Sesi susturulanların sesi
“Dengê bêdengiyê” (Sessizliğin sesi) şiir kitabının yazarı Asya, kitabı başta Şengal olmak üzere erkek egemen sistemin katlettiği kadınlara atfen yazdığını ifade etti. Çocuk yaşta ailesiyle Avrupa’ya göç etmek zorunda kalan Asya, şu anda Almanya’da yaşıyor. Kitabı Soranice’ye de çevrilen Asya, “Bêdengiya bi deng” isimli bir şiir kitabının da basılmasını bekliyor.

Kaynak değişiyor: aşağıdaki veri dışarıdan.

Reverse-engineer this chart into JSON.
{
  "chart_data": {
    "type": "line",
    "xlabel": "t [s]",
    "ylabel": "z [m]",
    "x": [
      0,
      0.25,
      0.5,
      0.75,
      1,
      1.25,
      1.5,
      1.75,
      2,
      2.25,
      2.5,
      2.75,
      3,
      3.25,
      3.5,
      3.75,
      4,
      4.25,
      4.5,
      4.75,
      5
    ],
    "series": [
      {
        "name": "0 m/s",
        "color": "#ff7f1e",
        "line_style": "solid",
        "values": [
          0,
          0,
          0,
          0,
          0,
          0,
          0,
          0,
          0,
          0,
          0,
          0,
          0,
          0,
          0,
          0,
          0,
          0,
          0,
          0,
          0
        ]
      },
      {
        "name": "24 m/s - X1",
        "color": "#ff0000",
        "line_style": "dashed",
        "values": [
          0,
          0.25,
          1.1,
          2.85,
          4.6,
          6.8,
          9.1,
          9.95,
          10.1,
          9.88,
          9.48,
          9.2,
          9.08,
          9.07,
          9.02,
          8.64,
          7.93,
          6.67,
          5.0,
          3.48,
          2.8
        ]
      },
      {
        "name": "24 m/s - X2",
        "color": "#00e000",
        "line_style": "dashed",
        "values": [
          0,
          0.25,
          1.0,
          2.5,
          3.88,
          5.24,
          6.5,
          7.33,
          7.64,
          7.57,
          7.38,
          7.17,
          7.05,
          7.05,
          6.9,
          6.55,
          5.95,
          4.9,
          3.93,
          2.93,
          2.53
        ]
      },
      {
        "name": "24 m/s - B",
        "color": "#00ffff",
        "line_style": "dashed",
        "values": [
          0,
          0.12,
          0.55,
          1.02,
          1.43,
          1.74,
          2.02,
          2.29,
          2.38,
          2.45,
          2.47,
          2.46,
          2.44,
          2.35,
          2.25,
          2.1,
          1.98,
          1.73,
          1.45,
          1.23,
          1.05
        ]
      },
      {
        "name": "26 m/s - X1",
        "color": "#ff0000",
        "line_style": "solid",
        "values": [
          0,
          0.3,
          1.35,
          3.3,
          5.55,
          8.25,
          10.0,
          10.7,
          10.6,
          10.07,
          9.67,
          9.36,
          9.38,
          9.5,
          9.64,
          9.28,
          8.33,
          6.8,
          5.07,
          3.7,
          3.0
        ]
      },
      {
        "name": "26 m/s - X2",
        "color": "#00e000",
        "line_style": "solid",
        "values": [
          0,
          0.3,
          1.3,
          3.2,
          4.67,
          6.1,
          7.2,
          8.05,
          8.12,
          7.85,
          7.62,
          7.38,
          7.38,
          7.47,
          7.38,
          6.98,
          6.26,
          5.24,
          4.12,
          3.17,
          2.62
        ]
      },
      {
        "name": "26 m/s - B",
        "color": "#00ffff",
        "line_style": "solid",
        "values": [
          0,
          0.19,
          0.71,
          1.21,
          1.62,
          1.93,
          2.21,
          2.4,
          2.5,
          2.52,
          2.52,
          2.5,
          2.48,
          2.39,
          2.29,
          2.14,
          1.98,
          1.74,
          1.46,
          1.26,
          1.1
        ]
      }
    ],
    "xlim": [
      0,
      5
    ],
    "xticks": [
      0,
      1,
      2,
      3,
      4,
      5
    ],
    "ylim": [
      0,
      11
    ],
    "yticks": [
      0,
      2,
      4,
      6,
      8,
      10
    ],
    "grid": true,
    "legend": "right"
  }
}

Asya, ayrıca uzun zamandır bir roman üzerine çalışıyor. “Sesi ve duyguları susturanlara ses olmak” amacıyla kitabı hazırladığını aktaran Asya, “Bu ses Şengal’de vahşice katledilen ve köle pazarlarında satılan Êzidî kadınların sesi. Bu ses elleri kınalı çocuklarını toprağa veren annelerin sesi. Bu ses Kürt kadının sesi” dedi.
Dilleri yasaklamak
Dilin “halkların varlığı” olduğunu kaydeden Asya, bu yüzden saldırıların en fazla anadil üzerinde yoğunlaştırıldığını dile getirdi. En büyük saldırının ise yasaklar olduğunu ifade eden Asya, “Bu başlı başına bir soykırım ve katliamdır. Kültürel soykırım, dilleri yasaklamakla başlar. Evde çocuklarımızla yabancı bir dil konuşarak, bu kırıma destek oluyoruz. Bu saldırı geleceğimize yöneliktir. Halklar dilleri ile vardır. Eğer dilimiz yok olursa o zaman varlığımızın hiçbir anlamı ve önemi olmayacaktır. Kimse Araplara, Farslara verilen ayrıcalığın tersini Kürtlere dayatamaz. Herkes aynıdır. Ama bize yapılan saldırılar kimliğimizi hiçleştirmek adına yapılıyor” diye konuştu.
‘Türkçe yaklaşılmamalı’
Kürt dil biliminin gelişmesi için ciddi bir mücadelenin verilmesi gerektiğini söyleyen Asya, dilin popülizme kurban edilmemesi gerektiğini vurguladı. Özellikle Kürt dil enstitülerine büyük görev düştüğünü ifade eden Asya, Türkçe mantığıyla Kürtçeye kelimeler eklenmemesi gerektiğini belirtti. Asya, bunun Kürt edebiyatı üzerinde olumsuz etkiler bırakacağını vurguladı. Modern edebiyatın gelişmesi için de çalışmalar yapılması gerektiğini ifade eden Asya, “Bizler var olan imkanları iyi kullanarak asimilasyon politikalarına karşı örgütlenebiliriz. Asimilasyon politikalarına karşı dilimizi örgütleyelim. Kürt klasiklerini okuyarak, okutarak ve sahip çıkarak başlayabiliriz. Kürt dil kurumları özel bir grup kurarak farklı dillerden kitapları Kürtçeye çevirebilir’ dedi.